PLAYING WITH RAW MATERIALS
“Today, there needs to be a narrowing of things: while the world is transitioning, fashion needs to refocus its eye,” Jonathan W. Anderson explained backstage the main message behind his Spring-Summer 2025 collection, which was made exclusively out of four raw materials - cashmere, calf leather, silk and sequins, that were treated with different techniques on top to change the versatility of the fabrics. “We are in the moment, where the industry has to look at itself and say where it's going in the next decade. For me, it all goes down to raw material, which defines where quality is, and how we look at fashion” he continued. “The raw material in fashion is one of the most exciting things about what we do, it has endless ways how you can interpret it.” The result? A minimalist collection of extraordinary designs, playful, bold and charming.
BRINGING MINI BACK
The collection, presented at Old Billingsgate on the river Thames, was centred around an array of mini dresses: hand and machine-knitted, woven, inflated, deconstructed and reconstructed. There were laid-back options in colourful silks with trompe l’oeil buttons, fake pockets, zips and hoods and some over-the-top party and arty versions adorned with sequins. Two dresses featured a page from art critic Clive Bell’s study on art and design and whether they should sit together (Anderson said backstage that this is his vision of a blank page). But maybe the most mind blowing version of the timeless style was the graphic calf leather dresses with perfectly round disk-shaped skirts, a nod to ballet tutus.
So, why mini? “I wanted something quite girly,” the designer smiled backstage, saying that he is often inspired by his younger sister, her Northern Irish girlfriends and how they all get together and dress when they go out. “There is a toughness and kind of attitude of a JW Anderson girl. I wanted something which was a non-compromisable look, a very tight silhouette.”

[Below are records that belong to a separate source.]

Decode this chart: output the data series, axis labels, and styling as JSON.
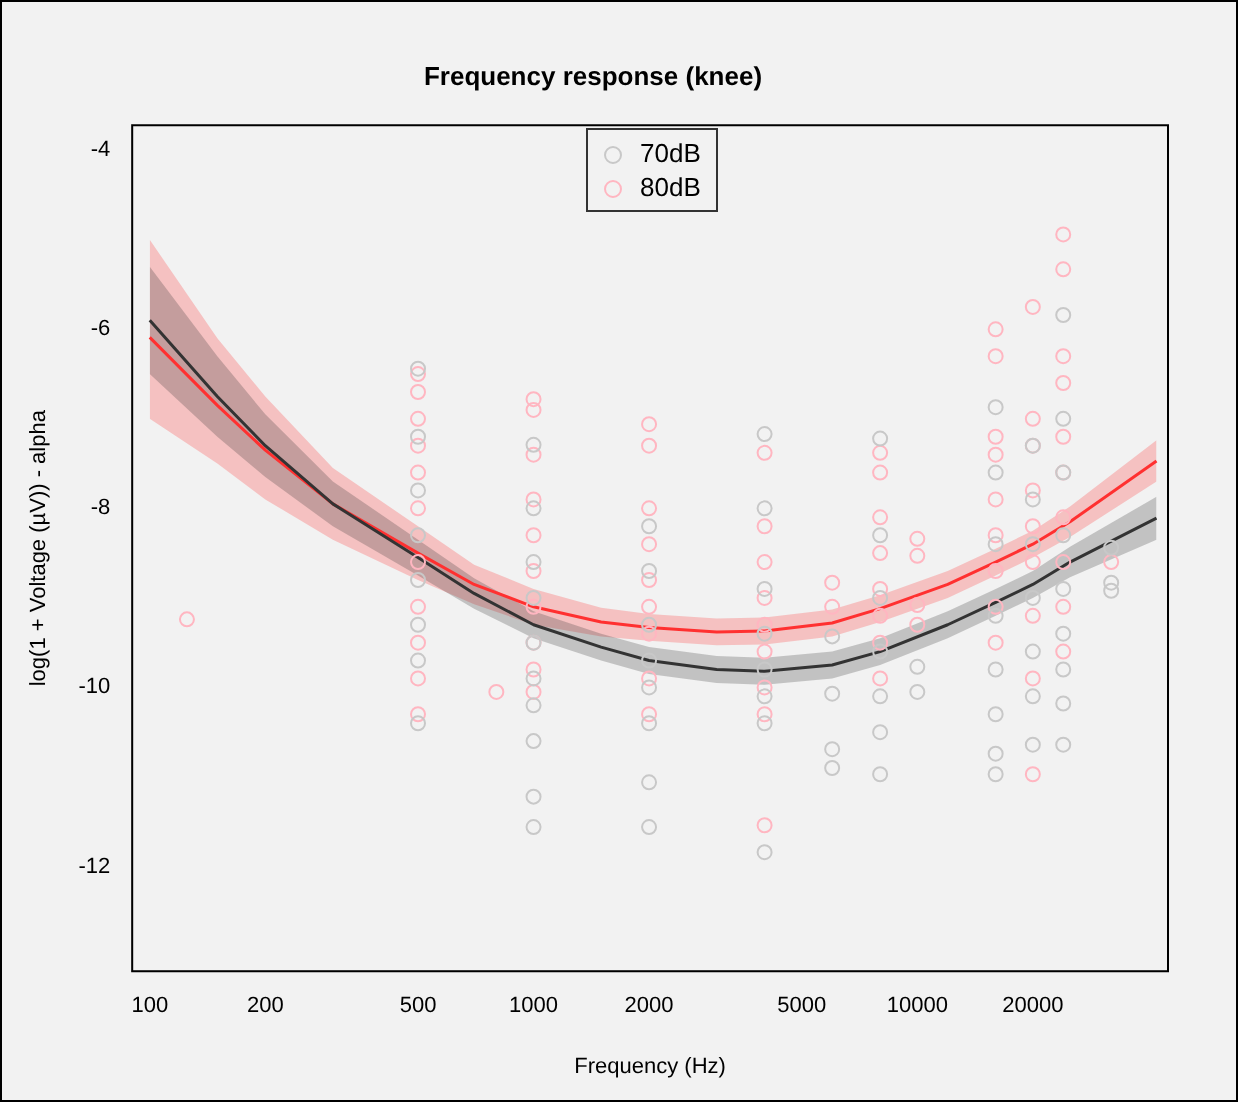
{
  "chart_data": {
    "type": "scatter",
    "title": "Frequency response (knee)",
    "xlabel": "Frequency (Hz)",
    "ylabel": "log(1 + Voltage (µV)) - alpha",
    "log": "x",
    "xlim": [
      90,
      45000
    ],
    "xticks": [
      100,
      200,
      500,
      1000,
      2000,
      5000,
      10000,
      20000
    ],
    "ylim": [
      -13.17,
      -3.72
    ],
    "yticks": [
      -12,
      -10,
      -8,
      -6,
      -4
    ],
    "grid": false,
    "legend": "top",
    "marker": "circle",
    "line_style": "solid",
    "series": [
      {
        "name": "70dB",
        "color": "#c8c8c8",
        "x": [
          500,
          500,
          500,
          500,
          500,
          500,
          500,
          500,
          1000,
          1000,
          1000,
          1000,
          1000,
          1000,
          1000,
          1000,
          1000,
          1000,
          2000,
          2000,
          2000,
          2000,
          2000,
          2000,
          2000,
          2000,
          4000,
          4000,
          4000,
          4000,
          4000,
          4000,
          4000,
          4000,
          6000,
          6000,
          6000,
          6000,
          8000,
          8000,
          8000,
          8000,
          8000,
          8000,
          8000,
          10000,
          10000,
          16000,
          16000,
          16000,
          16000,
          16000,
          16000,
          16000,
          16000,
          20000,
          20000,
          20000,
          20000,
          20000,
          20000,
          20000,
          24000,
          24000,
          24000,
          24000,
          24000,
          24000,
          24000,
          24000,
          24000,
          32000,
          32000,
          32000
        ],
        "values": [
          -6.44,
          -7.2,
          -7.8,
          -8.3,
          -8.8,
          -9.3,
          -9.7,
          -10.4,
          -7.29,
          -8.0,
          -8.6,
          -9.0,
          -9.5,
          -9.9,
          -10.2,
          -10.6,
          -11.22,
          -11.56,
          -8.2,
          -8.7,
          -9.3,
          -9.7,
          -10.0,
          -10.4,
          -11.06,
          -11.56,
          -7.17,
          -8.0,
          -8.9,
          -9.4,
          -9.8,
          -10.1,
          -10.4,
          -11.84,
          -9.43,
          -10.07,
          -10.69,
          -10.9,
          -7.22,
          -8.3,
          -9.0,
          -9.6,
          -10.1,
          -10.5,
          -10.97,
          -9.77,
          -10.05,
          -6.87,
          -7.6,
          -8.4,
          -9.2,
          -9.8,
          -10.3,
          -10.74,
          -10.97,
          -7.3,
          -7.9,
          -8.4,
          -9.0,
          -9.6,
          -10.1,
          -10.64,
          -5.84,
          -7.0,
          -7.6,
          -8.3,
          -8.9,
          -9.4,
          -9.8,
          -10.18,
          -10.64,
          -8.44,
          -8.83,
          -8.92
        ]
      },
      {
        "name": "80dB",
        "color": "#ffb6c1",
        "x": [
          125,
          500,
          500,
          500,
          500,
          500,
          500,
          500,
          500,
          500,
          500,
          500,
          800,
          1000,
          1000,
          1000,
          1000,
          1000,
          1000,
          1000,
          1000,
          1000,
          1000,
          2000,
          2000,
          2000,
          2000,
          2000,
          2000,
          2000,
          2000,
          2000,
          4000,
          4000,
          4000,
          4000,
          4000,
          4000,
          4000,
          4000,
          4000,
          6000,
          6000,
          8000,
          8000,
          8000,
          8000,
          8000,
          8000,
          8000,
          8000,
          10000,
          10000,
          10000,
          10000,
          16000,
          16000,
          16000,
          16000,
          16000,
          16000,
          16000,
          16000,
          16000,
          20000,
          20000,
          20000,
          20000,
          20000,
          20000,
          20000,
          20000,
          20000,
          24000,
          24000,
          24000,
          24000,
          24000,
          24000,
          24000,
          24000,
          24000,
          24000,
          32000
        ],
        "values": [
          -9.24,
          -6.5,
          -6.7,
          -7.0,
          -7.3,
          -7.6,
          -8.0,
          -8.6,
          -9.1,
          -9.5,
          -9.9,
          -10.3,
          -10.05,
          -6.78,
          -6.9,
          -7.4,
          -7.9,
          -8.3,
          -8.7,
          -9.1,
          -9.5,
          -9.8,
          -10.05,
          -7.06,
          -7.3,
          -8.0,
          -8.4,
          -8.8,
          -9.1,
          -9.4,
          -9.9,
          -10.3,
          -7.38,
          -8.2,
          -8.6,
          -9.0,
          -9.3,
          -9.6,
          -10.0,
          -10.3,
          -11.54,
          -8.83,
          -9.1,
          -7.38,
          -7.6,
          -8.1,
          -8.5,
          -8.9,
          -9.2,
          -9.5,
          -9.9,
          -8.34,
          -8.53,
          -9.08,
          -9.3,
          -6.0,
          -6.3,
          -7.2,
          -7.4,
          -7.9,
          -8.3,
          -8.7,
          -9.1,
          -9.5,
          -5.75,
          -7.0,
          -7.3,
          -7.8,
          -8.2,
          -8.6,
          -9.2,
          -9.9,
          -10.97,
          -4.94,
          -5.33,
          -6.3,
          -6.6,
          -7.2,
          -7.6,
          -8.1,
          -8.6,
          -9.1,
          -9.6,
          -8.6
        ]
      },
      {
        "type": "line",
        "marker": "none",
        "color": "#333333",
        "x": [
          100,
          150,
          200,
          300,
          500,
          700,
          1000,
          1500,
          2000,
          3000,
          4000,
          6000,
          8000,
          12000,
          16000,
          20000,
          25000,
          42000
        ],
        "values": [
          -5.9,
          -6.75,
          -7.3,
          -7.95,
          -8.55,
          -8.95,
          -9.3,
          -9.55,
          -9.7,
          -9.8,
          -9.82,
          -9.75,
          -9.6,
          -9.3,
          -9.05,
          -8.85,
          -8.6,
          -8.11
        ],
        "lower": [
          -6.5,
          -7.2,
          -7.65,
          -8.2,
          -8.75,
          -9.12,
          -9.45,
          -9.7,
          -9.85,
          -9.95,
          -9.97,
          -9.9,
          -9.75,
          -9.45,
          -9.2,
          -9.0,
          -8.77,
          -8.35
        ],
        "upper": [
          -5.3,
          -6.3,
          -6.95,
          -7.7,
          -8.35,
          -8.78,
          -9.15,
          -9.4,
          -9.55,
          -9.65,
          -9.67,
          -9.6,
          -9.45,
          -9.15,
          -8.9,
          -8.7,
          -8.43,
          -7.87
        ]
      },
      {
        "type": "line",
        "marker": "none",
        "color": "#ff3030",
        "x": [
          100,
          150,
          200,
          300,
          500,
          700,
          1000,
          1500,
          2000,
          3000,
          4000,
          6000,
          8000,
          12000,
          16000,
          20000,
          25000,
          42000
        ],
        "values": [
          -6.09,
          -6.85,
          -7.35,
          -7.95,
          -8.5,
          -8.85,
          -9.1,
          -9.27,
          -9.33,
          -9.38,
          -9.37,
          -9.28,
          -9.12,
          -8.85,
          -8.6,
          -8.4,
          -8.15,
          -7.47
        ],
        "lower": [
          -7.0,
          -7.5,
          -7.9,
          -8.35,
          -8.8,
          -9.07,
          -9.3,
          -9.43,
          -9.48,
          -9.53,
          -9.52,
          -9.43,
          -9.27,
          -9.0,
          -8.75,
          -8.55,
          -8.32,
          -7.7
        ],
        "upper": [
          -5.0,
          -6.1,
          -6.75,
          -7.55,
          -8.2,
          -8.63,
          -8.9,
          -9.11,
          -9.18,
          -9.23,
          -9.22,
          -9.13,
          -8.97,
          -8.7,
          -8.45,
          -8.25,
          -7.98,
          -7.24
        ]
      }
    ]
  }
}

IT’S NOT ALL ABOUT BUSINESS
This year, London Fashion Week is celebrating its 40th anniversary, so it comes as no surprise that the journalists backstage were curious to find out what JW Anderson, who contrary to other British star designers, has always been loyal to the city where he started his career, will do next. Don’t worry, London will always have JW Anderson, he doesn’t want to show his womenswear anywhere else (even if he presents menswear during Milan FW, and his Loewe catwalks are the highlights of Paris FW). “London is very important to me, it was the first place that gave me a platform, and I am loyal to it. Some of the greatest talents come out of London. And if we don’t keep the wrongs, the rights and the experimentation, where is London's purpose at this stage? Life is not always about business.”